When a vendor holding patient data is compromised, the covered entity's notification obligations, regulatory exposure, and civil liability activate regardless of where the failure occurred. Practices that treat vendor oversight as a one-time contracting step rather than an ongoing discipline will find themselves in the same position LabCorp faced: defending a breach they did not directly cause but remained legally accountable for.
What would have prevented this
Formal vendor risk assessments before onboarding. Evaluating a vendor's security controls, data-handling policies, and breach-response capabilities before transmitting any PHI would allow practices to identify gaps — and either require remediation or select a different vendor — before patient data changes hands.
Contractual security minimums in business associate agreements. BAAs should specify not just HIPAA-required language but concrete security obligations: encryption standards, access control requirements, incident notification timelines, and the right to audit. Vague BAA language gives the covered entity little leverage when a vendor's controls prove inadequate.

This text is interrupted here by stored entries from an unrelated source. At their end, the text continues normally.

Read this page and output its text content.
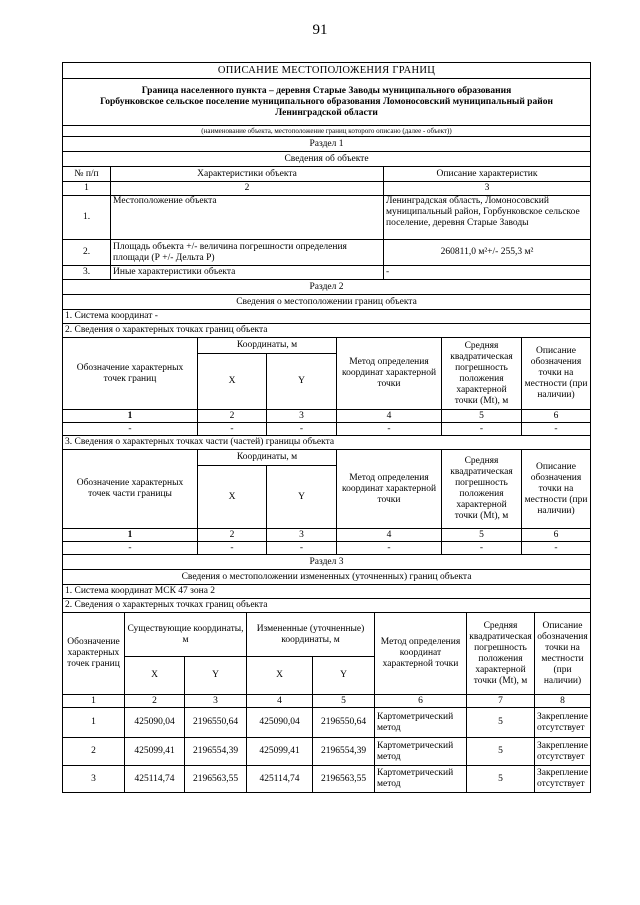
91
ОПИСАНИЕ МЕСТОПОЛОЖЕНИЯ ГРАНИЦ		

Граница населенного пункта – деревня Старые Заводы муниципального образования
Горбунковское сельское поселение муниципального образования Ломоносовский муниципальный район
Ленинградской области		

(наименование объекта, местоположение границ которого описано (далее - объект))		
Раздел 1		
Сведения об объекте		
№ п/п	Характеристики объекта	Описание характеристик
1	2	3
1.	Местоположение объекта	Ленинградская область, Ломоносовский муниципальный район, Горбунковское сельское поселение, деревня Старые Заводы
2.	Площадь объекта +/- величина погрешности определения площади (Р +/- Дельта Р)	260811,0 м²+/- 255,3 м²
3.	Иные характеристики объекта	-
Раздел 2					
Сведения о местоположении границ объекта					
1. Система координат -					
2. Сведения о характерных точках границ объекта					
Обозначение характерных точек границ	Координаты, м		Метод определения координат характерной точки	Средняя квадратическая погрешность положения характерной точки (Mt), м	Описание обозначения точки на местности (при наличии)
	X	Y			
1	2	3	4	5	6
-	-	-	-	-	-
3. Сведения о характерных точках части (частей) границы объекта					
Обозначение характерных точек части границы	Координаты, м		Метод определения координат характерной точки	Средняя квадратическая погрешность положения характерной точки (Mt), м	Описание обозначения точки на местности (при наличии)
	X	Y			
1	2	3	4	5	6
-	-	-	-	-	-
Раздел 3							
Сведения о местоположении измененных (уточненных) границ объекта							
1. Система координат МСК 47 зона 2							
2. Сведения о характерных точках границ объекта							
Обозначение характерных точек границ	Существующие координаты, м		Измененные (уточненные) координаты, м		Метод определения координат характерной точки	Средняя квадратическая погрешность положения характерной точки (Mt), м	Описание обозначения точки на местности (при наличии)
	X	Y	X	Y			
1	2	3	4	5	6	7	8
1	425090,04	2196550,64	425090,04	2196550,64	Картометрический метод	5	Закрепление отсутствует
2	425099,41	2196554,39	425099,41	2196554,39	Картометрический метод	5	Закрепление отсутствует
3	425114,74	2196563,55	425114,74	2196563,55	Картометрический метод	5	Закрепление отсутствует
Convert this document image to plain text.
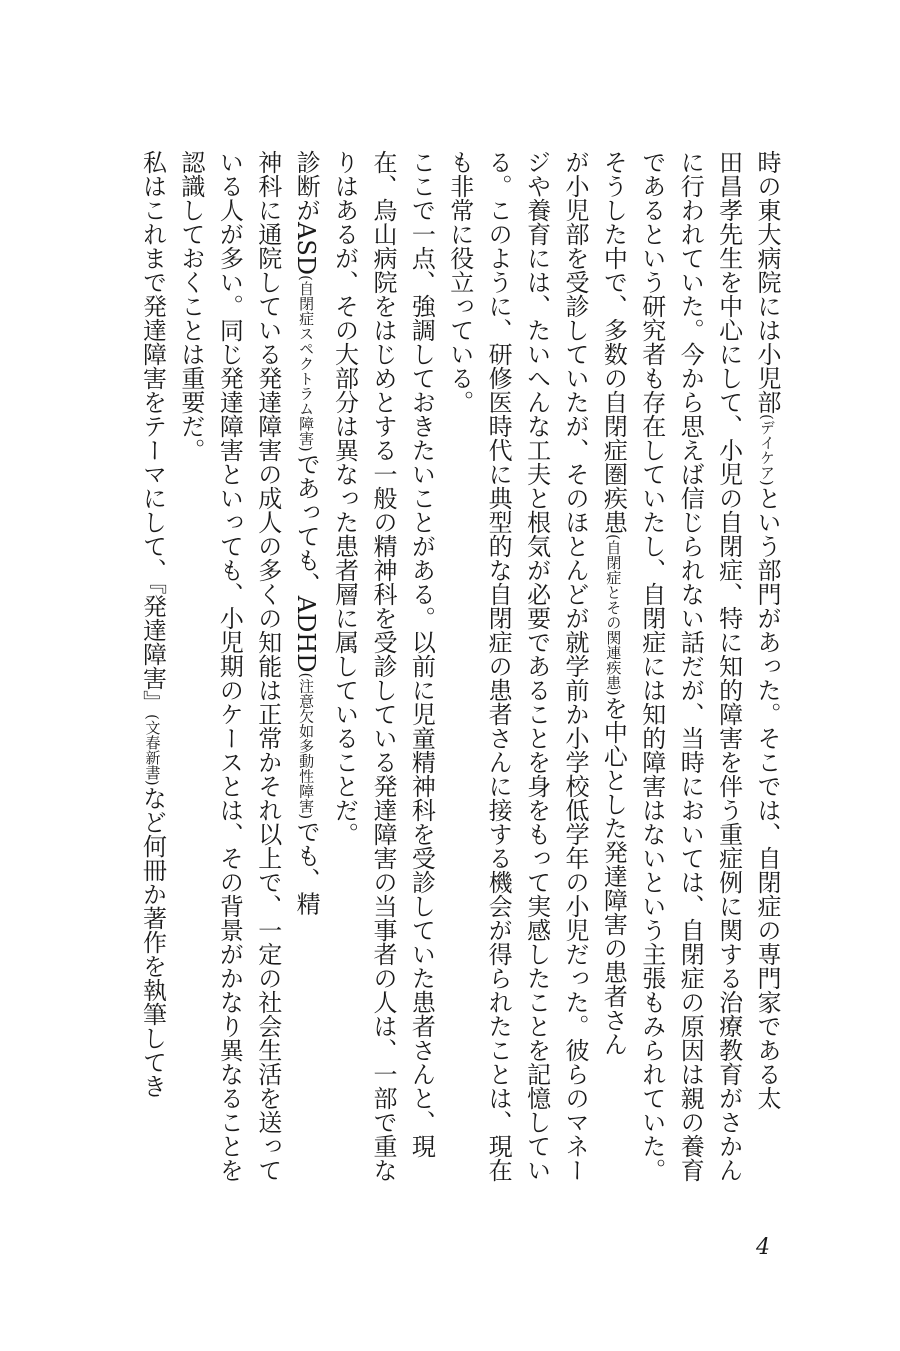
時の東大病院には小児部(デイケア)という部門があった。そこでは、自閉症の専門家である太

田昌孝先生を中心にして、小児の自閉症、特に知的障害を伴う重症例に関する治療教育がさかん

に行われていた。今から思えば信じられない話だが、当時においては、自閉症の原因は親の養育

であるという研究者も存在していたし、自閉症には知的障害はないという主張もみられていた。

そうした中で、多数の自閉症圏疾患(自閉症とその関連疾患)を中心とした発達障害の患者さん

が小児部を受診していたが、そのほとんどが就学前か小学校低学年の小児だった。彼らのマネー

ジや養育には、たいへんな工夫と根気が必要であることを身をもって実感したことを記憶してい

る。このように、研修医時代に典型的な自閉症の患者さんに接する機会が得られたことは、現在

も非常に役立っている。

ここで一点、強調しておきたいことがある。以前に児童精神科を受診していた患者さんと、現

在、烏山病院をはじめとする一般の精神科を受診している発達障害の当事者の人は、一部で重な

りはあるが、その大部分は異なった患者層に属していることだ。

診断がASD(自閉症スペクトラム障害)であっても、ADHD(注意欠如多動性障害)でも、精

神科に通院している発達障害の成人の多くの知能は正常かそれ以上で、一定の社会生活を送って

いる人が多い。同じ発達障害といっても、小児期のケースとは、その背景がかなり異なることを

認識しておくことは重要だ。

私はこれまで発達障害をテーマにして、『発達障害』(文春新書)など何冊か著作を執筆してき

4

Continuous monitoring of third-party access. Network and application-level monitoring that tracks what data moves to which vendors, and flags anomalous outbound transfers, can shorten the detection window for breaches that originate downstream. AMCA's breach persisted for months partly because affected clients had no visibility into the vendor's environment.
Data minimization and field-level controls. Transmitting only the minimum PHI necessary for a vendor to perform its contracted function limits the potential damage if that vendor is compromised. Payment card and bank account data, in particular, should not travel to vendors unless their collection or processing is the explicit service being purchased.
Incident-response planning that accounts for third-party breaches. A practice's breach-response plan should include procedures for scenarios where a vendor — not the practice itself — is the source of a notification. This means knowing which vendors hold PHI, having contact escalation paths for each, and understanding the practice's independent notification obligations under the HIPAA Breach Notification Rule regardless of what the vendor reports or fails to report.